Auf die Einfügung von Abschnittsüberschriften wurde bewusst verzichtet, da sie auch in den Grundtexten nicht vorhanden sind. Einige Parallelstellenhinweise im Alten Testament wurden beibehalten; im Neuen Testament sind weiterhin nur deutlich erkennbare Zitate aus dem Alten Testament angegeben.

Wie die ursprünglichen Übersetzer lehnen auch die jetzigen Bearbeiter alle Ansätze der Bibelkritik ab, die die Inspiration und Autorität des Wortes Gottes und seine innere Einheit in Frage stellen. Dem Gesamtzusammenhang der Heiligen Schrift muss daher besonders Rechnung getragen werden, wenn der Handschriftenbefund gelegentlich nicht eindeutig ist. Das bedeutet, dass die Bearbeiter nicht kritiklos dem Text der wissenschaftlichen Grundtext-Ausgaben folgen.

1. Der Text

Altes Testament

Aus Hochachtung vor dem hebräischen Text des Alten Testaments wurde schon im Altertum beim Abschreiben höchste Sorgfalt verwandt. In der Zeit von ca. 700 bis 1000 n. Chr. entwickelten die Masoreten (hebr. für „Überlieferer“) ein System, das den ursprünglich nur in Konsonantenschrift überlieferten Bibeltext durch eingefügte Vokalzeichen, Akzente und Erklärungen ergänzen und verdeutlichen sollte. Außerdem wurden an verschiedenen Stellen schwer verständliche Wörter (hebr. Ketiv: „Schreibform“) mit einer alternativen Vokalisierung (hebr. Qere: „Leseform“) versehen. Für die Abschriften der Bibeltexte wurden genaue Regeln aufgestellt. Die große Genauigkeit der alten hebräischen Bibelhandschriften wurde in der Mitte des 20. Jahrhunderts durch die zum Teil über 2000 Jahre alten Bibelfunde von Qumran am Toten Meer bestätigt. Die wissenschaftliche Ausgabe des hebräischen Textes des Alten Testaments, die Biblia Hebraica Stuttgartensia, ist die getreue Wiedergabe einer einzigen masoretischen Handschrift aus dem Jahr 1008, des Codex Leningradensis. Abweichende Lesarten anderer hebräischer Handschriften, der Septuaginta (d. i. die griechische Übersetzung des Alten Testaments aus der Zeit um 200 v. Chr.), sowie weiterer alter Übersetzungen (z. B. der syrischen und lateinischen) sind in den Fußnoten der Biblia Hebraica angegeben.
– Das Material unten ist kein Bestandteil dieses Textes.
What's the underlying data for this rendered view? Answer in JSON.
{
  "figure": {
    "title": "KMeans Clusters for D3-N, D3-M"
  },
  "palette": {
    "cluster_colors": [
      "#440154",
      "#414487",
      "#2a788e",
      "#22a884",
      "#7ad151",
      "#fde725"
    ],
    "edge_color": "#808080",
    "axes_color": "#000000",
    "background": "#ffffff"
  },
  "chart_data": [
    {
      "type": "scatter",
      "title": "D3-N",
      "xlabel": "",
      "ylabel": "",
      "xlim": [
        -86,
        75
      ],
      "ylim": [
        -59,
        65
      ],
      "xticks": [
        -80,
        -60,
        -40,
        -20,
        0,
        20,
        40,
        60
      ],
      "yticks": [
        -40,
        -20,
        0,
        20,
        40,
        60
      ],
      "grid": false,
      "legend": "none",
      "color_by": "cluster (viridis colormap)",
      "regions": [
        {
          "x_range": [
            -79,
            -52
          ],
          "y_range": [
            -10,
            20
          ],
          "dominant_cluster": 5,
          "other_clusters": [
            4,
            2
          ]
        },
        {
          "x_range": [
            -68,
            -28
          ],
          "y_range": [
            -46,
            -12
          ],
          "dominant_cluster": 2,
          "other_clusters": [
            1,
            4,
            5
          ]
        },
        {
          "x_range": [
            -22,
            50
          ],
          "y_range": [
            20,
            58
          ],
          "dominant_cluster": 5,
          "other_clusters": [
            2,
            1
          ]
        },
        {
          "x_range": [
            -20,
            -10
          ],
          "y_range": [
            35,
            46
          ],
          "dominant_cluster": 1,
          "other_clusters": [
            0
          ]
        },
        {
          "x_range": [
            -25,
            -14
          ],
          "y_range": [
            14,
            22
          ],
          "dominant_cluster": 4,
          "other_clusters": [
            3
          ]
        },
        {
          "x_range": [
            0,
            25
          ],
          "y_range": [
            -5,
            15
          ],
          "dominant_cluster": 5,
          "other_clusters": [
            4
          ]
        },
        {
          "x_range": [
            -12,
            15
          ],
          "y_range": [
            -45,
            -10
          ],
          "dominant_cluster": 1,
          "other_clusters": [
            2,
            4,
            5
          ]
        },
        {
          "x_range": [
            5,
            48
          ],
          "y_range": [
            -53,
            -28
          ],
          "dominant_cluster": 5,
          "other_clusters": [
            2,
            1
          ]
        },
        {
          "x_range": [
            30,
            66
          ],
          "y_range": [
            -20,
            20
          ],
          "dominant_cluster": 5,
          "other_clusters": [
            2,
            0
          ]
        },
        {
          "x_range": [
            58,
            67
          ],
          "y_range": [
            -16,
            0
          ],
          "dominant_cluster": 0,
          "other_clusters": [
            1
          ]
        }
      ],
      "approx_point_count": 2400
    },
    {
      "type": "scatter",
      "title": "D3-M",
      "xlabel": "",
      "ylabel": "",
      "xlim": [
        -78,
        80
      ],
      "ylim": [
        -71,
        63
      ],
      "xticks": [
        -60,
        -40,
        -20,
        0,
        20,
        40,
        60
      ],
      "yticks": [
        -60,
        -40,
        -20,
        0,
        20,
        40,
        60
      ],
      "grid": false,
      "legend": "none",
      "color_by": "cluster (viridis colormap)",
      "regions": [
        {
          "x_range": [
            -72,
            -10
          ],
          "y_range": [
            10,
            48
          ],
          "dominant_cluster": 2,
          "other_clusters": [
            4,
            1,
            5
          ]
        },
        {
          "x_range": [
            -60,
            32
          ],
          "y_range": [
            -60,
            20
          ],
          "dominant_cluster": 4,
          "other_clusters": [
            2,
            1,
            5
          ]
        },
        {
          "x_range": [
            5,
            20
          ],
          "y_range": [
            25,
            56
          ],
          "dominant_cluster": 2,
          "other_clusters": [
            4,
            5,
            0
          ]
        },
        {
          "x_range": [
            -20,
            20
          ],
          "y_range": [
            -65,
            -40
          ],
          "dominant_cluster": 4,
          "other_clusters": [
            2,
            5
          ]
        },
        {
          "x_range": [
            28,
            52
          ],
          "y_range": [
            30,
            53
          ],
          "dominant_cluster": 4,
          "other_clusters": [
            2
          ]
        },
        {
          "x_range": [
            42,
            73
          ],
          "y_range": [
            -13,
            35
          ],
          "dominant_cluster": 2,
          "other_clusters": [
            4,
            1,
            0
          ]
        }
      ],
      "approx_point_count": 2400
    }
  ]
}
Die vorliegende Überarbeitung fußt grundsätzlich auf dem sehr genau überlieferten masoretischen Text der Biblia Hebraica. Nur in seltenen Fällen wurden die Lesarten anderer hebräischer Handschriften oder alter Übersetzungen vorgezogen, was jeweils in einer Fußnote vermerkt ist.

Der früher mit Jehova wiedergegebene Name des Bundesgottes Israels, JHWH („der ewig Seiende“), ist durch HERR (in Kapitälchen) ersetzt worden. Die Wiedergabe durch Herr (ohne Artikel), die der Heilige Geist im Neuen Testament für diesen Namen benutzt hat (vgl. Matthäus 1,20 mit Fußnote), hat uns bei diesem Schritt bestärkt. Die Übernahme der Bezeichnung Jahwe in den Text des Wortes Gottes hielten wir nicht für sinnvoll, da sie lediglich eine wissenschaftliche Rekonstruktion des ursprünglich nur mit Konsonanten geschriebenen alttestamentlichen Gottesnamens JHWH ist. Sie wird nur in den Fußnoten (neben Jehova) verwendet. Die genaue Aussprache des Namens JHWH ist nicht mehr bekannt, weil stattdessen im Hebräischen immer Adonai (Herr) oder in der Verbindung Adonai-JHWH immer Elohim (Gott) gelesen wurde und wird. Die früher durch Jehova Gott wiedergegebene Wortverbindung JHWH-Elohim lautet jetzt Gott der HERR. Die von JHWH abgeleitete seltene Kurzform Jah wurde entsprechend der hebräischen Schreibweise beibehalten.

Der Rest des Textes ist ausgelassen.